Easton suggests, as well, that the increase in online sales of books and music has somewhat reduced the impact of the kind of place where readers and users can actually walk in, view the product and take it with them.

Easton suggests that anyone venturing into Christian bookselling should have a very clear understanding of the retail field.

It is also important, he says, that people in this business have a sense of what it takes to serve the Christian community, and relate to the churches in that community.

For example, he says, “music sales are down 10 to 20 per cent, right now, and gift items are up.” That means the retailer must be able to anticipate these shifts and stock to meet them.

Easton plans no changes to the number of Christian Book and Music stores – the three have been in place since his parents, Don and Judy, started them over two decades ago.
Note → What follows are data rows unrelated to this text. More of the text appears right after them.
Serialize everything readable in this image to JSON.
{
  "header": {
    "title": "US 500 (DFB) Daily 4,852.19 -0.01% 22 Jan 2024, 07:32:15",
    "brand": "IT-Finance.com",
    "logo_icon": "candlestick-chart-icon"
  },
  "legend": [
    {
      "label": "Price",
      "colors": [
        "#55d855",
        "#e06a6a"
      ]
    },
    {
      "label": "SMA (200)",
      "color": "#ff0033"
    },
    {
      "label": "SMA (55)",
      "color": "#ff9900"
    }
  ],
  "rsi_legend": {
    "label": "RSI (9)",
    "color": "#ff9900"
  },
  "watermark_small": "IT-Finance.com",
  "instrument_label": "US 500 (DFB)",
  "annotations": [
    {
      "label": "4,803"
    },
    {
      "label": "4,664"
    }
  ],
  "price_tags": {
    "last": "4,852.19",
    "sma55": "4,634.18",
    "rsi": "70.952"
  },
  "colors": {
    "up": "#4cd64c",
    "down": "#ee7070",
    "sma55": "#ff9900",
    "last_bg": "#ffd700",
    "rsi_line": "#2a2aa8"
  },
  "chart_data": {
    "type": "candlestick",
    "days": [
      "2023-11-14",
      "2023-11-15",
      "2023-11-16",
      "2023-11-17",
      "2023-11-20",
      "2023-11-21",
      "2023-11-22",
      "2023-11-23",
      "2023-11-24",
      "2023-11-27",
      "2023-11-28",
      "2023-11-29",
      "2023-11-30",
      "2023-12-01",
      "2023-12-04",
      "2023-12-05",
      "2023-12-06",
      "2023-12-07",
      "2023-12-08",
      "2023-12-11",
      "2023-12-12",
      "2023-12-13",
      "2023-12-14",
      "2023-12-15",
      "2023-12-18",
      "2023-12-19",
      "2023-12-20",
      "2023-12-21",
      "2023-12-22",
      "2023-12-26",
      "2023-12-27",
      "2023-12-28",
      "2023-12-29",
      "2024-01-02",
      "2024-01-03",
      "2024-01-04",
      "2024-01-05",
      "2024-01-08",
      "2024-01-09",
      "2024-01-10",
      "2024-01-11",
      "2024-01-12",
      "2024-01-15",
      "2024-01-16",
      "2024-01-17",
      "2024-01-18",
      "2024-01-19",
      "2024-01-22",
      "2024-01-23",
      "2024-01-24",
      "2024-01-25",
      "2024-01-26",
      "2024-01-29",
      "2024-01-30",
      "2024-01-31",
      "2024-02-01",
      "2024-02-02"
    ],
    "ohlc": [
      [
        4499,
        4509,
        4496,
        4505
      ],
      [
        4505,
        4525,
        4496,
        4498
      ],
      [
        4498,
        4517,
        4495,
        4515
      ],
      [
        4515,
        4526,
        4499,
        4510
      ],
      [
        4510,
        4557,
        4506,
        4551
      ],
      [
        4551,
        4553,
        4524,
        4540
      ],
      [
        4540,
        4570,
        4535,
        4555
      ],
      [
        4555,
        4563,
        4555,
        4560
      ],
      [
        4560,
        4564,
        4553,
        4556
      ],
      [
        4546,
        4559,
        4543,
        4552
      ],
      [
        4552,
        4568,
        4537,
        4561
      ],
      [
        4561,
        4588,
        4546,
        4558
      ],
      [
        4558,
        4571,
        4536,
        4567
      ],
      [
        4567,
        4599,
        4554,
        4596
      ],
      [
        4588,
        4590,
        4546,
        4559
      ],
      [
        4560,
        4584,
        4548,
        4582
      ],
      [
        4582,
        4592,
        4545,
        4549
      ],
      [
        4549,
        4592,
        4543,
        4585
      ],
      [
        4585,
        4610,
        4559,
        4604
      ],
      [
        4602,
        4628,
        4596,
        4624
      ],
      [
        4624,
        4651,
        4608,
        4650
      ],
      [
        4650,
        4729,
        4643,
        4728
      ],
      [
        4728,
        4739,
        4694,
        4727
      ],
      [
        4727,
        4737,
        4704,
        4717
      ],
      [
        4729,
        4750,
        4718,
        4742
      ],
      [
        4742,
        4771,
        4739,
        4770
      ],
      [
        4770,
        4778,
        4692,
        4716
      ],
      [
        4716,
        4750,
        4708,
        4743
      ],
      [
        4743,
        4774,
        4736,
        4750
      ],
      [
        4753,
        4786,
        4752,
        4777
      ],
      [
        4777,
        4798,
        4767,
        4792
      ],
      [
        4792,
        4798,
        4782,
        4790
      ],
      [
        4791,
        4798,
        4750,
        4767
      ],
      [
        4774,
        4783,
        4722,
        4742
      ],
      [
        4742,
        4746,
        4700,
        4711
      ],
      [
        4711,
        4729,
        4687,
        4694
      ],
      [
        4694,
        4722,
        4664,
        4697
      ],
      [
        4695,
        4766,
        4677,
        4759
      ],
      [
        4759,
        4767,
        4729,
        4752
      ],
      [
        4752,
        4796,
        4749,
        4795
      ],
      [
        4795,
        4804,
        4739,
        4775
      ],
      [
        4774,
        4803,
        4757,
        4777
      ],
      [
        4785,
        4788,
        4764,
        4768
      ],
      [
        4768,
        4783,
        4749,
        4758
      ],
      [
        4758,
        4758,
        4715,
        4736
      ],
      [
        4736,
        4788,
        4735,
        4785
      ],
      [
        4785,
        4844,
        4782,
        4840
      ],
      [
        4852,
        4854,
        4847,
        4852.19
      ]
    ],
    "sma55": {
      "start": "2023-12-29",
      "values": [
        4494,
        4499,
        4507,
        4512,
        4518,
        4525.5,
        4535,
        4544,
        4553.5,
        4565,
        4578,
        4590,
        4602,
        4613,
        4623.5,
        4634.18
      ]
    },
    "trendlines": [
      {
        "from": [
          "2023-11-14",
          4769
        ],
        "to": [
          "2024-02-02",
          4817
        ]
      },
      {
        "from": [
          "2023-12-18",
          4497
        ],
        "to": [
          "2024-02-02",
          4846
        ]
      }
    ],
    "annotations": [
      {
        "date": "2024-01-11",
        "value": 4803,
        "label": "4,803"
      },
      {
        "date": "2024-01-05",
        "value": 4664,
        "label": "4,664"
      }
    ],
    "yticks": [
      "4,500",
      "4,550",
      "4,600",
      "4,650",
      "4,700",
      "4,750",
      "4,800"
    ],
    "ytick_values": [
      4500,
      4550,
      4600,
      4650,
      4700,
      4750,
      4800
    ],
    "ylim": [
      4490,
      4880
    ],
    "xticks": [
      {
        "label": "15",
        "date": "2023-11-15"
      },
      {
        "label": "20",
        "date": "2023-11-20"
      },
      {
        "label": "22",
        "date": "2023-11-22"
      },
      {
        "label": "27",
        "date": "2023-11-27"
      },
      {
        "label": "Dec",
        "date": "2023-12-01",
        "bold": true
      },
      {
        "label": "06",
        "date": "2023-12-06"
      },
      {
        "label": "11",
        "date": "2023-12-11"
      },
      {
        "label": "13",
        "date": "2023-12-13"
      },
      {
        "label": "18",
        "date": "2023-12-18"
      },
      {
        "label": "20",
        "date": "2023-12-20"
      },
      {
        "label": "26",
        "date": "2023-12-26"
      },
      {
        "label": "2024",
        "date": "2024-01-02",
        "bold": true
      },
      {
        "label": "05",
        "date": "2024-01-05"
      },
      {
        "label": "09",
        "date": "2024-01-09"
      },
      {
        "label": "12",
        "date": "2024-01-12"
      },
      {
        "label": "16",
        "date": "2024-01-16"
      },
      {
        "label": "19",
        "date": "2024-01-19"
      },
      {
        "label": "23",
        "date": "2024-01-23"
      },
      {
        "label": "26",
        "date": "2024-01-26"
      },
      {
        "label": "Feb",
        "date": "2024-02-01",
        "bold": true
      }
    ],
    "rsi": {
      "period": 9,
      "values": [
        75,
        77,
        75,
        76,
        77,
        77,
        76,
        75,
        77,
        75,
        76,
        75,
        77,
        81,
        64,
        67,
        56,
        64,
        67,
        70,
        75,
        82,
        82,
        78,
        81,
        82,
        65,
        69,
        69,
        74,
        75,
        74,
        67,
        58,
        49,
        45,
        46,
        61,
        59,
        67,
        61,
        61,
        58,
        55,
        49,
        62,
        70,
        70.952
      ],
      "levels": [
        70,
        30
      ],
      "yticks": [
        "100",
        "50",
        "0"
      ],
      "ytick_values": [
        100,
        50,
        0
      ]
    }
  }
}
Actually, the Victoria store began with the purchase of the assets of the old Christian Book Room, close to 50 years ago, from the late Frank and Nora Hamilton.

The Eastons and the Hamiltons had been friends and fellow-congregants at Oaklands Chapel and, before that, Oaklands Gospel Hall, so it was a passing-of-the-baton situation.

But Easton does allow that Christian retailers, no matter their situation, need to adapt to changing markets.

For now, he hopes for a stable dollar value, so that planning and thinking ahead is a little easier than it has been for the past year.